Desde o início do projeto até à divulgação dos resultados volveram cerca de 3 anos, mas a espera valeu a pena pelas conclusões inovadoras que são reveladas no artigo. A primeira de todas, e talvez a mais surpreendente, é que o vírus é diferente em todos os locais organizados. “Os vírus portugueses têm caraterísticas únicas, ou seja, não são parecidos com os espanhóis, por exemplo, que estão mesmo aqui já ao lado”, assinala a investigadora do LAIST. “Com os resultados que obtivemos dá, também, para ter uma ideia das migrações que ocorreram ao longo dos tempos até ao tempo presente”, denota ainda. Deve estar a questionar-se como é que isto é possível, mas os investigadores do LAIST explicam: “Percebemos que as migrações explicam as semelhanças entre os vírus de alguns vários países analisados. Por exemplo, no caso português é cruzado com uma parte de África, o Centro da Europa, com Hong Kong, a China e também com o Oeste da Califórnia”, declara Sílvia Monteiro.
Outra das conclusões, igualmente surpreendente, é o facto de estes vírus não serem tão recentes quanto se pensava. “Percebemos que não são assim tão recentes porque já existiam em macacos e gorilas, evoluindo connosco há milhões anos, e, portanto, acompanhando a evolução da espécie humana”, destaca, por sua vez, Ricardo Santos. Esta é mesmo a primeira vez que um estudo demonstra que os vírus do trato gastro- intestinal humano podem ser pelo menos tão antigos quanto a própria humanidade.

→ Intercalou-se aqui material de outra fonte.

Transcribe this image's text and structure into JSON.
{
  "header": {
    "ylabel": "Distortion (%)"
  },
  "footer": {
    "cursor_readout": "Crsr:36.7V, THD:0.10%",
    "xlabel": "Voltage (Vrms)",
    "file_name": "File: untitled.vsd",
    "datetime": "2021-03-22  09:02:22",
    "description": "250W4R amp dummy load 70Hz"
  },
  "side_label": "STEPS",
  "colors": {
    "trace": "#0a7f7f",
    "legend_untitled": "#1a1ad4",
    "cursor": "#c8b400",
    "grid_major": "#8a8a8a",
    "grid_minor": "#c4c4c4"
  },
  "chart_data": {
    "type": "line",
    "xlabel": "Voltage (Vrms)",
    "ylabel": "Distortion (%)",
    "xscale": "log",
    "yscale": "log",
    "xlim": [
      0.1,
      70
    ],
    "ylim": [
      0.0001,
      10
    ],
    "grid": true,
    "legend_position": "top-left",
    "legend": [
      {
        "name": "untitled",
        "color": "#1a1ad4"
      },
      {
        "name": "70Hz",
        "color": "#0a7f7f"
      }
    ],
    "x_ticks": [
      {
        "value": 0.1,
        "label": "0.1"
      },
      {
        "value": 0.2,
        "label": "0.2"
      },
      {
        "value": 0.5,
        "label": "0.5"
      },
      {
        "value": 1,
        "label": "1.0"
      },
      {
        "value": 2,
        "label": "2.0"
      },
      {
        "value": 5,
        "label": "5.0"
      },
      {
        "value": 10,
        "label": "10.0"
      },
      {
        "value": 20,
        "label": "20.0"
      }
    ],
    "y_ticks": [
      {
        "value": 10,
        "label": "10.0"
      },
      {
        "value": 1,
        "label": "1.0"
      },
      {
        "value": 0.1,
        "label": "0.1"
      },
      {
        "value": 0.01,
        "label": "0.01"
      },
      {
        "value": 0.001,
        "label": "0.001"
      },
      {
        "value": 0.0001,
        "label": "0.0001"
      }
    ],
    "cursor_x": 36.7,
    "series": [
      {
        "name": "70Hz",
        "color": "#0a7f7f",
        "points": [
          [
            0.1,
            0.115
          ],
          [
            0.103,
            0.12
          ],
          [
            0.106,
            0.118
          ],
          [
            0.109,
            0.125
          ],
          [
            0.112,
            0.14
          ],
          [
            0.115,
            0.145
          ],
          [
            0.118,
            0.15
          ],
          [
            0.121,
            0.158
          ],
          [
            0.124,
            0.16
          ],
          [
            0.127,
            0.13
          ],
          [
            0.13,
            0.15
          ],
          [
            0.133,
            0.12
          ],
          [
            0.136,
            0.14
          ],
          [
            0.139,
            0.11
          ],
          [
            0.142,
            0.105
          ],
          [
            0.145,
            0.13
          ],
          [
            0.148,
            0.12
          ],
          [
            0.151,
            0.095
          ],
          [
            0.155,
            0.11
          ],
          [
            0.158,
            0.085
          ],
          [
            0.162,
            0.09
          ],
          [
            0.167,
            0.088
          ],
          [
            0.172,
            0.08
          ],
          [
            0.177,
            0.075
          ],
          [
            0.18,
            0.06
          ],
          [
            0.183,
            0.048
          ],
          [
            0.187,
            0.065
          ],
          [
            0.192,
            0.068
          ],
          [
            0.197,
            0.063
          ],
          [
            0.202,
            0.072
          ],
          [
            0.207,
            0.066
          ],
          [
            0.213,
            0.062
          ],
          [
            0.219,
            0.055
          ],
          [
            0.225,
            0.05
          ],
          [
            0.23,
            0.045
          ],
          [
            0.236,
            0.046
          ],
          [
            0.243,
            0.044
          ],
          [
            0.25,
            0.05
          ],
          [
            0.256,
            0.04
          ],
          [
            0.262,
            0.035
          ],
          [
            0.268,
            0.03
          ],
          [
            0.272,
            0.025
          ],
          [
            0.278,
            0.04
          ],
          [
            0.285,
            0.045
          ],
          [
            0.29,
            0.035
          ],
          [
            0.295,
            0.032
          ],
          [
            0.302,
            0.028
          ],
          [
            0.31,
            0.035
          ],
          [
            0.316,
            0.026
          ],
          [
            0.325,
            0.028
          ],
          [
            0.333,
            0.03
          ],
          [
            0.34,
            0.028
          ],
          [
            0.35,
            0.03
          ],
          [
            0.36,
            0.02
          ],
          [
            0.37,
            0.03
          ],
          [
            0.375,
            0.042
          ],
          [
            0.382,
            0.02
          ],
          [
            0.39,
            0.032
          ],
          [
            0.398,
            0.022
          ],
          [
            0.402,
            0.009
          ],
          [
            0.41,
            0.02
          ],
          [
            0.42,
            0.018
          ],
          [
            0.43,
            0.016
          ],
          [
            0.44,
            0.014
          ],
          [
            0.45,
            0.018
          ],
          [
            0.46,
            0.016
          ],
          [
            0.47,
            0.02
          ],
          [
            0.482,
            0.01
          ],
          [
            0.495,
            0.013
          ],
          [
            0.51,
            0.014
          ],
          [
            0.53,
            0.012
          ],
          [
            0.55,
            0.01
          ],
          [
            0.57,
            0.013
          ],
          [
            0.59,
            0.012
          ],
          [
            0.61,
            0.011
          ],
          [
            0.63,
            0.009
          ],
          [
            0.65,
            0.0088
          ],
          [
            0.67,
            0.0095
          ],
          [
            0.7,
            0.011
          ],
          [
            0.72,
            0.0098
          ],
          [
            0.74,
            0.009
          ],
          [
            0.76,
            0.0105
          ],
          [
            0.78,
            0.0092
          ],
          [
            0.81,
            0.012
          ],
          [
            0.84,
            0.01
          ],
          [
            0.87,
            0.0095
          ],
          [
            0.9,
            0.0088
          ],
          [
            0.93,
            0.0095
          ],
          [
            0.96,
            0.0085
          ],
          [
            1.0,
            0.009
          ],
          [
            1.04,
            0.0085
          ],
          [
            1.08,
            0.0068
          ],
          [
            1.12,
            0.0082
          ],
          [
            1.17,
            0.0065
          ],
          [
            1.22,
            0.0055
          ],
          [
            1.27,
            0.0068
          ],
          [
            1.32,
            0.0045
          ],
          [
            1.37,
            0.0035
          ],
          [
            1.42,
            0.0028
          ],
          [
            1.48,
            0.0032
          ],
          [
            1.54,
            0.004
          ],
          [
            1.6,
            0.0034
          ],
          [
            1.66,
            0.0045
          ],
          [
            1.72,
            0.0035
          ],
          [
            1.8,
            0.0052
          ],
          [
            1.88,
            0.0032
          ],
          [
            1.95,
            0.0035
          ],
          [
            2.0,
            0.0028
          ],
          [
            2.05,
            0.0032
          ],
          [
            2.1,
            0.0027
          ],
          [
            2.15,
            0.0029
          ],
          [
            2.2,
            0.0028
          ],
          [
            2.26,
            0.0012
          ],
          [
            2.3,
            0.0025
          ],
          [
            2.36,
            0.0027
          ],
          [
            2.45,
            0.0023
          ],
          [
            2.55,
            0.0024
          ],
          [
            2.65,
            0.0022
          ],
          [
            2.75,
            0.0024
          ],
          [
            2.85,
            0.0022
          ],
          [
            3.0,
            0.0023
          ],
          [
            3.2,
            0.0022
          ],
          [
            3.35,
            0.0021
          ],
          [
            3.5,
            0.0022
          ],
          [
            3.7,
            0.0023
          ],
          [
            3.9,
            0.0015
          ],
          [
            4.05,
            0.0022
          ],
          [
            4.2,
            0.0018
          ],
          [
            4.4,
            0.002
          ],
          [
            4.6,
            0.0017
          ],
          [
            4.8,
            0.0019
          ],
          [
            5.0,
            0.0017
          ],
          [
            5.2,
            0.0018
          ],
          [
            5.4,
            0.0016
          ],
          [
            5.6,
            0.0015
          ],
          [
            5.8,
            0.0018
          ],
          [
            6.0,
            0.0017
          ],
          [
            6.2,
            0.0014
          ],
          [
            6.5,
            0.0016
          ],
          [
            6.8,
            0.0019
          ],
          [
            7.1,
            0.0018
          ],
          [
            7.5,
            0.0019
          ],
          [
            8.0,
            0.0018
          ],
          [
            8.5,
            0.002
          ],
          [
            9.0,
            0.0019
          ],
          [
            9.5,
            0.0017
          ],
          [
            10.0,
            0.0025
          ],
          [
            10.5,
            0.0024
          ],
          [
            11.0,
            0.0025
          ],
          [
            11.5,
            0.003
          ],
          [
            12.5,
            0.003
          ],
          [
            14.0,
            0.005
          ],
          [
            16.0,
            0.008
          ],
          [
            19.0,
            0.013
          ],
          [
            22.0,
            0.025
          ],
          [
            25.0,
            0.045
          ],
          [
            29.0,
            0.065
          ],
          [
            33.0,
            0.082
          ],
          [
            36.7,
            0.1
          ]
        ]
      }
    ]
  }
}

Ainda que detenham a designação de vírus- o que pode numa primeira análise atribuir-lhes o papel de vilões- o crAssphage pode muito bem ser um aliado do ser humano, uma vez que os seus únicos alvos- ou se preferirmos os hospedeiros- são apenas as bactérias, não havendo aparentemente nenhum malefício para o sistema humano em que habitam. E mesmo com este caráter inofensivo para o ser humano, estes conseguiram chamar a atenção dos investigadores, pelas suas características distintas. “Este vírus começou ao contrário. Não se conseguia cultivar, mas sabia-se que ele existia em grandes quantidades no ser humano, e isso despertou a atenção dos investigadores”, refere Sílvia Monteiro.

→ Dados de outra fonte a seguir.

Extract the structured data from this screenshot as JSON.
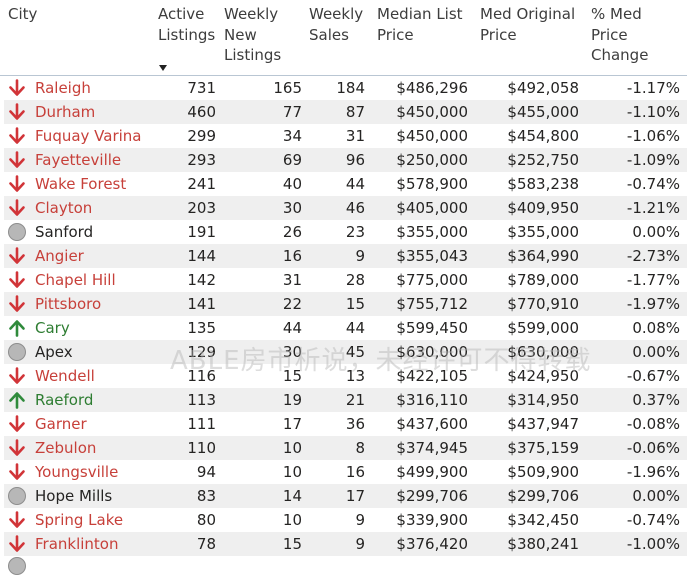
{
  "colors": {
    "down": "#c7403a",
    "up": "#2e7d32",
    "neutral_text": "#252423"
  },
  "columns": [
    "City",
    "Active Listings",
    "Weekly New Listings",
    "Weekly Sales",
    "Median List Price",
    "Med Original Price",
    "% Med Price Change"
  ],
  "header": {
    "city": "City",
    "active_listings": [
      "Active",
      "Listings"
    ],
    "weekly_new_listings": [
      "Weekly",
      "New",
      "Listings"
    ],
    "weekly_sales": [
      "Weekly",
      "Sales"
    ],
    "median_list_price": [
      "Median List",
      "Price"
    ],
    "med_original_price": [
      "Med Original",
      "Price"
    ],
    "pct_change": [
      "% Med",
      "Price",
      "Change"
    ]
  },
  "sorted_column": "Active Listings",
  "sort_direction": "descending",
  "rows": [
    {
      "trend": "down",
      "city": "Raleigh",
      "active": "731",
      "new": "165",
      "sales": "184",
      "median": "$486,296",
      "original": "$492,058",
      "change": "-1.17%"
    },
    {
      "trend": "down",
      "city": "Durham",
      "active": "460",
      "new": "77",
      "sales": "87",
      "median": "$450,000",
      "original": "$455,000",
      "change": "-1.10%"
    },
    {
      "trend": "down",
      "city": "Fuquay Varina",
      "active": "299",
      "new": "34",
      "sales": "31",
      "median": "$450,000",
      "original": "$454,800",
      "change": "-1.06%"
    },
    {
      "trend": "down",
      "city": "Fayetteville",
      "active": "293",
      "new": "69",
      "sales": "96",
      "median": "$250,000",
      "original": "$252,750",
      "change": "-1.09%"
    },
    {
      "trend": "down",
      "city": "Wake Forest",
      "active": "241",
      "new": "40",
      "sales": "44",
      "median": "$578,900",
      "original": "$583,238",
      "change": "-0.74%"
    },
    {
      "trend": "down",
      "city": "Clayton",
      "active": "203",
      "new": "30",
      "sales": "46",
      "median": "$405,000",
      "original": "$409,950",
      "change": "-1.21%"
    },
    {
      "trend": "flat",
      "city": "Sanford",
      "active": "191",
      "new": "26",
      "sales": "23",
      "median": "$355,000",
      "original": "$355,000",
      "change": "0.00%"
    },
    {
      "trend": "down",
      "city": "Angier",
      "active": "144",
      "new": "16",
      "sales": "9",
      "median": "$355,043",
      "original": "$364,990",
      "change": "-2.73%"
    },
    {
      "trend": "down",
      "city": "Chapel Hill",
      "active": "142",
      "new": "31",
      "sales": "28",
      "median": "$775,000",
      "original": "$789,000",
      "change": "-1.77%"
    },
    {
      "trend": "down",
      "city": "Pittsboro",
      "active": "141",
      "new": "22",
      "sales": "15",
      "median": "$755,712",
      "original": "$770,910",
      "change": "-1.97%"
    },
    {
      "trend": "up",
      "city": "Cary",
      "active": "135",
      "new": "44",
      "sales": "44",
      "median": "$599,450",
      "original": "$599,000",
      "change": "0.08%"
    },
    {
      "trend": "flat",
      "city": "Apex",
      "active": "129",
      "new": "30",
      "sales": "45",
      "median": "$630,000",
      "original": "$630,000",
      "change": "0.00%"
    },
    {
      "trend": "down",
      "city": "Wendell",
      "active": "116",
      "new": "15",
      "sales": "13",
      "median": "$422,105",
      "original": "$424,950",
      "change": "-0.67%"
    },
    {
      "trend": "up",
      "city": "Raeford",
      "active": "113",
      "new": "19",
      "sales": "21",
      "median": "$316,110",
      "original": "$314,950",
      "change": "0.37%"
    },
    {
      "trend": "down",
      "city": "Garner",
      "active": "111",
      "new": "17",
      "sales": "36",
      "median": "$437,600",
      "original": "$437,947",
      "change": "-0.08%"
    },
    {
      "trend": "down",
      "city": "Zebulon",
      "active": "110",
      "new": "10",
      "sales": "8",
      "median": "$374,945",
      "original": "$375,159",
      "change": "-0.06%"
    },
    {
      "trend": "down",
      "city": "Youngsville",
      "active": "94",
      "new": "10",
      "sales": "16",
      "median": "$499,900",
      "original": "$509,900",
      "change": "-1.96%"
    },
    {
      "trend": "flat",
      "city": "Hope Mills",
      "active": "83",
      "new": "14",
      "sales": "17",
      "median": "$299,706",
      "original": "$299,706",
      "change": "0.00%"
    },
    {
      "trend": "down",
      "city": "Spring Lake",
      "active": "80",
      "new": "10",
      "sales": "9",
      "median": "$339,900",
      "original": "$342,450",
      "change": "-0.74%"
    },
    {
      "trend": "down",
      "city": "Franklinton",
      "active": "78",
      "new": "15",
      "sales": "9",
      "median": "$376,420",
      "original": "$380,241",
      "change": "-1.00%"
    }
  ],
  "watermark": "ABLE房市析说，未经许可不得转载"
}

Dadas as suas especificidades, este vírus poderá “ajudar a detetar a origem de fontes contaminadas, o que é muito importante com a questão das alterações climáticas e com a falta de água potável”, como explana Ricardo Santos. Além disto, o vírus pode ser usado em terapia fágica, ou seja, no tratamento de infeções bacterianas. “Quando conseguimos libertar os bacteriófagos [vírus] de maneira controlada eles chegam à bactéria, injetam o seu material genómico para dentro da bactéria, e vão-se reproduzindo até que a bactéria rebenta, matando-a”, elucida Sílvia Monteiro.

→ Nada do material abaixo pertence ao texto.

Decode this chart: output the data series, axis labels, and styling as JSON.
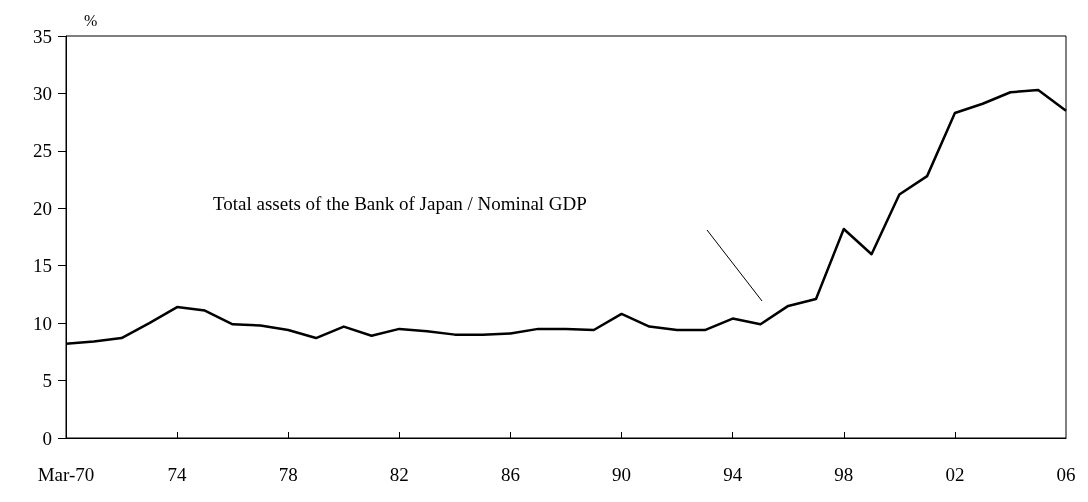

Por todas estas conclusões que decorrem do estudo e também pela sua prestigiante publicação na revista Nature Microbiology, Sílvia Monteiro e Ricardo Santos assumem o orgulho de terem estado envolvidos no mesmo. “Foi uma experiência muito recompensadora fazer parte de um consórcio global projetado para investigar este vírus”, frisa Silva Monteiro. “No futuro e no decorrer dos resultados deste estudo podem ser desenvolvidos outros que se foquem nas várias conclusões obtidas”, vinca Ricardo Santos. Relativamente ao envolvimento do LAIST em estudos futuros, o investigador garante que é quase certo: “Temos garantias que vamos continuar com este estudo num dos consórcios mais pequenos que se vão formar”, adianta o investigador.